Once there seems to be general agreement that this is a worthy goal, I'll see if I can put down details for how I would implement it. (And go join the core-workflow list, I guess :) )

Top-posted from my Windows Phone

From: Paul Moore
Sent: ‎7/‎6/‎2016 7:10
To: Steve Dower
Cc: Petr Viktorin; Python-Dev
Subject: Re: [Python-Dev] Breaking up the stdlib (Was: release cadence)

On 6 July 2016 at 14:55, Steve Dower <steve.dower@python.org> wrote:
> I think the wsgiref issue was that it wasn't in site-packages and so
> couldn't be removed or upgraded.
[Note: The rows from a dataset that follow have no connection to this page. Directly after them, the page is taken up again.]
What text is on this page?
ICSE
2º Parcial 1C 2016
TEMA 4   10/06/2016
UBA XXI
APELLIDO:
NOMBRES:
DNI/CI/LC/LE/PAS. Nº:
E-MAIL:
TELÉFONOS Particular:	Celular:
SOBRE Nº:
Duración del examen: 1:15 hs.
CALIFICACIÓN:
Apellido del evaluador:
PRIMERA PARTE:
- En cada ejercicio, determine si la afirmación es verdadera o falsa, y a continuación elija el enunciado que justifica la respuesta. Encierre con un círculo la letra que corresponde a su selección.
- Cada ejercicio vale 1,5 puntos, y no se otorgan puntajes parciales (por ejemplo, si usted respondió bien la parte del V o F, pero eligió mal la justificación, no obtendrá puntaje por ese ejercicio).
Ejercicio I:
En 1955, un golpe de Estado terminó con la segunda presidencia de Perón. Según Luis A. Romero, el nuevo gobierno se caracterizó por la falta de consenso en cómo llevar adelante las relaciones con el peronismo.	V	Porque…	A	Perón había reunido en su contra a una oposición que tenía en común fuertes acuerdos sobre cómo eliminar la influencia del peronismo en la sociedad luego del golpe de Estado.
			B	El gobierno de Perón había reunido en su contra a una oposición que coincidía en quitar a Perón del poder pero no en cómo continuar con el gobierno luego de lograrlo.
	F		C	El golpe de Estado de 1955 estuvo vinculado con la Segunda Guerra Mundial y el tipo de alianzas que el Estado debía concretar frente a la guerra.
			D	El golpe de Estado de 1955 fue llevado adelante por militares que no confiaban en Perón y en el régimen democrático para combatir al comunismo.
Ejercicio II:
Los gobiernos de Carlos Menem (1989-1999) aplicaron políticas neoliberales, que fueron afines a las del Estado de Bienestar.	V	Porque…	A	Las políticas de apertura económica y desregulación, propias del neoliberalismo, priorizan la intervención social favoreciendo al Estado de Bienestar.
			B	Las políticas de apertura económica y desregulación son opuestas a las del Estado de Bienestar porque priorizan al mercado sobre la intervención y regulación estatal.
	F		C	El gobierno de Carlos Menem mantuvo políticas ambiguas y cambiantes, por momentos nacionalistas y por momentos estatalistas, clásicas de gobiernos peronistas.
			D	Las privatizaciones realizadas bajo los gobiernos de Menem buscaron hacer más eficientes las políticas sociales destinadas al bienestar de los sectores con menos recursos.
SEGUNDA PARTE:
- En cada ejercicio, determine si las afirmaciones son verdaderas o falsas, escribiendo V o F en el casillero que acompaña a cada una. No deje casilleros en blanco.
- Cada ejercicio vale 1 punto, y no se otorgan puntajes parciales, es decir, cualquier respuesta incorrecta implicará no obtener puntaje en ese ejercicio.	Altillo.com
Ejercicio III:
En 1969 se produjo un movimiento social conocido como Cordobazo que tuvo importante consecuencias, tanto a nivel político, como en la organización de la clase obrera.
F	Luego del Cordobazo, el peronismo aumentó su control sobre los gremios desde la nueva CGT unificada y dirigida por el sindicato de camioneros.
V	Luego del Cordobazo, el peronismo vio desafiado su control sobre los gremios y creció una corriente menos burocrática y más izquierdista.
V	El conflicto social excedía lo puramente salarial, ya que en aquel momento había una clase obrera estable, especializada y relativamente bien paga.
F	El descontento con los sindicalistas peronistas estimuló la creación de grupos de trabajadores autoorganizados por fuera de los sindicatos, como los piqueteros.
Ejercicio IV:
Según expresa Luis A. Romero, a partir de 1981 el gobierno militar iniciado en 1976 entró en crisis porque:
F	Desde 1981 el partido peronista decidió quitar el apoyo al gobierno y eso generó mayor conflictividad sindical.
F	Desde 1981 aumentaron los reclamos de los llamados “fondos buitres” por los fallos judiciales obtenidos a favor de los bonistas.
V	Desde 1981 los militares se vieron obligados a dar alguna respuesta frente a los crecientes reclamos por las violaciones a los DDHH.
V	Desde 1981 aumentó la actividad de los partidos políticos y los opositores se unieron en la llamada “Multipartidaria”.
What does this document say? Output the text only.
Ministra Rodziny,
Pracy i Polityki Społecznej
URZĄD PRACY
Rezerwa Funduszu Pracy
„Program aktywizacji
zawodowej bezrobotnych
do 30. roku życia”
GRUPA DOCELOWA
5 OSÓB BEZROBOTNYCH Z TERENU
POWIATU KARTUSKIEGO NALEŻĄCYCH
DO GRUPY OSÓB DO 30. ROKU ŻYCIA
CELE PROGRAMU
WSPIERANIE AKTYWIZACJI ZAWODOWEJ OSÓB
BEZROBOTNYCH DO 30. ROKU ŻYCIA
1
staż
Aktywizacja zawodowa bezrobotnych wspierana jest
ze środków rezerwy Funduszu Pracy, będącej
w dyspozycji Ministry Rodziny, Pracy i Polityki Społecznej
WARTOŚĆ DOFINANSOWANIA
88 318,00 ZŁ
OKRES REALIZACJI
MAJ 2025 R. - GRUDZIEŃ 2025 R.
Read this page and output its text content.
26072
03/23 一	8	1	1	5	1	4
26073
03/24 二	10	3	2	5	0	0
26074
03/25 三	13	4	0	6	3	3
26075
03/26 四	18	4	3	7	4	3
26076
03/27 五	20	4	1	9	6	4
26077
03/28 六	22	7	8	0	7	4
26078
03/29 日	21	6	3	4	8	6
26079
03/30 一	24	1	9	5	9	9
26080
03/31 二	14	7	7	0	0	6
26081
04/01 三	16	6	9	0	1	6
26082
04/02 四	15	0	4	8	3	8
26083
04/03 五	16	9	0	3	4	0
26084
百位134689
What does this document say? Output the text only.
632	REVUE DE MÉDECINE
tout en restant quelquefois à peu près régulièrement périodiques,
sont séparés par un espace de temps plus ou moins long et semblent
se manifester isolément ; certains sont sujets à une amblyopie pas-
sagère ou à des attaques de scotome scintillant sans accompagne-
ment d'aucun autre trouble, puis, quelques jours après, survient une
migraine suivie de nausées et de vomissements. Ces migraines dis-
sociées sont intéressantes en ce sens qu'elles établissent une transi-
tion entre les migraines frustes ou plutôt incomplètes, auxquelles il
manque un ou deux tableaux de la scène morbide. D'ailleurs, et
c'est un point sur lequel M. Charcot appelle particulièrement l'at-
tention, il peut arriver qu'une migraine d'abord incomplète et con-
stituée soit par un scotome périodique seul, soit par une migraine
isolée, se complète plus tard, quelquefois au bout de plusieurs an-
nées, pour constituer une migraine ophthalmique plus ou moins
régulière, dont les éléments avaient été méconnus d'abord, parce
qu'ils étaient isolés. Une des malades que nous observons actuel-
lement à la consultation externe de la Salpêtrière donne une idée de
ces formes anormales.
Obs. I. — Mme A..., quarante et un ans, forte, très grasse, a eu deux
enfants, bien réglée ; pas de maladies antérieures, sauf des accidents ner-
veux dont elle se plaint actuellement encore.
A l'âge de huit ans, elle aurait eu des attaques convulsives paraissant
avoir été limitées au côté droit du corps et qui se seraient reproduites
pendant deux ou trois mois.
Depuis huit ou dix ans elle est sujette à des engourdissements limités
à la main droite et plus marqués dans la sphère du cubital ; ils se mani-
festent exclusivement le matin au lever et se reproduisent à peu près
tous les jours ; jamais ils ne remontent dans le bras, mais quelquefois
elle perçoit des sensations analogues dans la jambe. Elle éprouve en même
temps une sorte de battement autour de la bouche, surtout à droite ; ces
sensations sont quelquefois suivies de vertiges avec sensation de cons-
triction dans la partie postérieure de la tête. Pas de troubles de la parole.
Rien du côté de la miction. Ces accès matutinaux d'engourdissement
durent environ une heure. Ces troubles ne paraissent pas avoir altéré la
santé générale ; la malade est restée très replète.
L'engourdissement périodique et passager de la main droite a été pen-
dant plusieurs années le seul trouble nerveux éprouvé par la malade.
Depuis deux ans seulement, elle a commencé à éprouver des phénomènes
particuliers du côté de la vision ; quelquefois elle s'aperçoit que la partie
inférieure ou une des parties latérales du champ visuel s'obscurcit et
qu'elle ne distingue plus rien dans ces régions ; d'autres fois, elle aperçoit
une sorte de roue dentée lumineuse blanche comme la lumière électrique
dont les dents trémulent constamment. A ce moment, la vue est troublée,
Having the dist-info available and putting
> them in site-packages (or a new directory?) lets us handle
> querying/replacing/removing using the existing tools we use for
> distribution.

That's the one. Thanks for the reminder. So either we move the stdlib
(or parts of it) into site-packages, or pip needs to learn to handle a
versioned stdlib. Cool.

> Also, I think the version numbers do need to be independent of Python
> version in case nothing changes between releases. If you develop something
> using statistics==3.7, but statistics==3.6 is identical, how do you know you
> can put the lower constraint? Alternatively, if it's statistics==1.0 in
> both, people won't assume it has anything to do with the Python version.

This boils down to whether we want to present the stdlib as a unified
object tied to the Python release, or a set of modules no different
from those on PyPI, that happen to be shipped with Python. I prefer
the former view (it matches better how I think of "batteries
included") whereas it looks like you prefer the latter (but don't see
that as being in conflict with "batteries included"). Debating this in
the abstract is probably not productive, so let's wait for a concrete
PEP to thrash out details like this.